As we hear in our II Corinthians passage, Paul believes such a commitment is at the heart of his own ministry. If Jesus' response to God's call was always, "Yes!" so Paul's response to the needs of his community is always, "Yes!" There's no difference between his ministry and that of the risen Jesus. "The one who gives us security with you in Christ and who anointed us is God; he has also put his seal upon us and given the Spirit in our hearts as a first installment." The Apostle isn't referring to priests and bishops here; he's talking about all Christians.
That's why our Christian sacred authors presume forgiveness must also be at the heart of our ministry. It was (and is) at the heart of Jesus' ministry. And it creates similar conflicts for us. Many people simply feel more comfortable not forgiving than they do forgiving. We'd prefer restricting those who have hurt us to the past pains they caused, never erasing the memory of their actions.

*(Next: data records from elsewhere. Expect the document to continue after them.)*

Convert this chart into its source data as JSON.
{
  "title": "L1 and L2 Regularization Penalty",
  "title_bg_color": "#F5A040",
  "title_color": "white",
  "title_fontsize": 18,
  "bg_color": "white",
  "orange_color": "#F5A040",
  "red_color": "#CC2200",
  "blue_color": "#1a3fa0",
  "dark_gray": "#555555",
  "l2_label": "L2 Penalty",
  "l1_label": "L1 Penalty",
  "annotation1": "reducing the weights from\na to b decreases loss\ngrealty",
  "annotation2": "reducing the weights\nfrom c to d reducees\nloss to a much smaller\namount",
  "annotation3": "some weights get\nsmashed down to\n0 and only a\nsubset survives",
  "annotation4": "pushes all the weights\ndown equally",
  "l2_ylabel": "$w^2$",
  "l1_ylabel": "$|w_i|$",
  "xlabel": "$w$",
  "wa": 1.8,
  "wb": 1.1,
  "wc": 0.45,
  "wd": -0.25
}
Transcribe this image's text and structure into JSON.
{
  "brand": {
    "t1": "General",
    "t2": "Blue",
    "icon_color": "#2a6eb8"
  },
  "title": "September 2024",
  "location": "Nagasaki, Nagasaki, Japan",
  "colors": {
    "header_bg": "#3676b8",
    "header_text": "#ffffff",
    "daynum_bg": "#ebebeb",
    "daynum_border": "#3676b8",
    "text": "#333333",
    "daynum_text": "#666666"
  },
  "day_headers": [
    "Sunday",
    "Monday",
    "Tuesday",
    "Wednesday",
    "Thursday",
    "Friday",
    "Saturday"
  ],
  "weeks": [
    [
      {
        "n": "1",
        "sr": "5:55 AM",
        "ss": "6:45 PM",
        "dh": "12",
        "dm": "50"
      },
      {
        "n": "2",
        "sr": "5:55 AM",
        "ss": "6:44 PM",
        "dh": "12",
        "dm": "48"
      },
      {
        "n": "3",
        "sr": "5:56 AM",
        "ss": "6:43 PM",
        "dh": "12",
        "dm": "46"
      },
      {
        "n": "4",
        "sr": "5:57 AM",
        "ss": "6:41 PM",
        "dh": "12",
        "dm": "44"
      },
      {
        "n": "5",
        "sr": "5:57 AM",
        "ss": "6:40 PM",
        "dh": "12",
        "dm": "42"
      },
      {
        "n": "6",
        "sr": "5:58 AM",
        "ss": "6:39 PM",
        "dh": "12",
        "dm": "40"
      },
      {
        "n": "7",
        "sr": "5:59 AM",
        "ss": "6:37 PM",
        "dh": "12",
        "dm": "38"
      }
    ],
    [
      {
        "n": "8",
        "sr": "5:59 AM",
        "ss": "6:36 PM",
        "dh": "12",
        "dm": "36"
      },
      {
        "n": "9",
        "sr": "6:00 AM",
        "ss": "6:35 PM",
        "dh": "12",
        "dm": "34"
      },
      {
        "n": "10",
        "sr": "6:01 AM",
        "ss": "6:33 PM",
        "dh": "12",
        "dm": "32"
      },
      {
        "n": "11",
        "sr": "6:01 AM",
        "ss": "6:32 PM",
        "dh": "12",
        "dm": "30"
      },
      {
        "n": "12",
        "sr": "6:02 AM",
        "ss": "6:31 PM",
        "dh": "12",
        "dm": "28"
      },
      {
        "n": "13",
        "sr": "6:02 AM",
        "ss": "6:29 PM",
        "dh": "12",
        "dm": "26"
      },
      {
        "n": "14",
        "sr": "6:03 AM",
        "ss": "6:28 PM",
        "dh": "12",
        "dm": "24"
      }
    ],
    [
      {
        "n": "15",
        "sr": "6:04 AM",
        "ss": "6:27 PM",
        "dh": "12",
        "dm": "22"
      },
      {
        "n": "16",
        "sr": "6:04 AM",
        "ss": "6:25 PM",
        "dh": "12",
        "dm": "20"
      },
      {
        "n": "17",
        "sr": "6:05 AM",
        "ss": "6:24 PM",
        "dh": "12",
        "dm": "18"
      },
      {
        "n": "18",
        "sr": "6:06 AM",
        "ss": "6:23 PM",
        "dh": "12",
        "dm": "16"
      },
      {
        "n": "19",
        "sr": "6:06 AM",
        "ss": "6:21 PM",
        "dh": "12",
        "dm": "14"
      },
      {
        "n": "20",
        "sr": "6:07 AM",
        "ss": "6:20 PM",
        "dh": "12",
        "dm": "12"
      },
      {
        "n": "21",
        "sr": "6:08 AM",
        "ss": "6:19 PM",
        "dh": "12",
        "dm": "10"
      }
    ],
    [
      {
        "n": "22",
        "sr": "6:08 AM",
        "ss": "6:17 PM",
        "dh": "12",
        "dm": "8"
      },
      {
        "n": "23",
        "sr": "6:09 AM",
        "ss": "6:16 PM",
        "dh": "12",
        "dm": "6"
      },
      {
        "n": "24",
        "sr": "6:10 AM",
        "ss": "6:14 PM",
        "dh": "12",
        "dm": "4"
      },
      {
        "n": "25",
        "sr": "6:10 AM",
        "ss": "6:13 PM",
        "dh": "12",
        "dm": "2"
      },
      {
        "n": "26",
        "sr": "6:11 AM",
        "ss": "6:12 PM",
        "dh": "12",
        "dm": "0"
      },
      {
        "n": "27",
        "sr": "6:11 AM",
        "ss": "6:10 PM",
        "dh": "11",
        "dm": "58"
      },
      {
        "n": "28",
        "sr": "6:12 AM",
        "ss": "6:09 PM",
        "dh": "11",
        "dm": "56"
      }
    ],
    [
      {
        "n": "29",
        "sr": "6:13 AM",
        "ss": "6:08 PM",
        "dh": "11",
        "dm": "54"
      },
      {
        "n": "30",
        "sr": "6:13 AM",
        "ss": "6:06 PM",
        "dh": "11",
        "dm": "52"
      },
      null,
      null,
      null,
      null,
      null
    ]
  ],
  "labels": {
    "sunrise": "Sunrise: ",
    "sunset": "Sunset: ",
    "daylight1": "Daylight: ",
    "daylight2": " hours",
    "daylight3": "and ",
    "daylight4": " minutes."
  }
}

This is where Deutero-Isaiah comes in. In one of his best-known oracles, the prophet gives us an image of a God who is always working in the present. "Thus says Yahweh: 'Remember not the events of the past, the things of long ago consider not; see, I am doing something new! Now it springs forth, do you not perceive it?"'
At some point in his prophetic ministry, Deutero-Isaiah realized that the exiled Jews to whom he was speaking really weren't listening to him. When he mentioned Yahweh his people thought of a God who saved Israel 700 years before in the Exodus, not the God who was saving them right then and there during their Babylonian exile. Had they been captives in Egypt and a person named Moses came in from the desert one day speaking about liberation, they certainly would have presumed Yahweh was working in their lives. But it wasn't 1,200 BCE; it was 735 BCE. And they weren't slaves in Egypt; they were prisoners of war in Babylon. In their mind, Yahweh had already "done his thing." The captives only thought about past glories, not present. Had Deutero-Isaiah known about the key line in Rick Nelson's Garden Party, I'm certain he would have included it in this oracle. "If memories are all I sang, I'd rather drive a truck."
In many ways, Yahweh's getting rid of the past is a two way street. If we forget about God's past, God will forget about ours. "It is I who wipe out, for my sake, your offenses; your sins I remember no more."
The historical Jesus obviously had a forgiving image of Yahweh in the back of his mind as he went village to village, synagogue to synagogue proclaiming God's kingdom. He wanted his followers to live their lives in the present, not the past. That meant they had to constantly forgive; and to endure the constant conflict such forgiveness creates.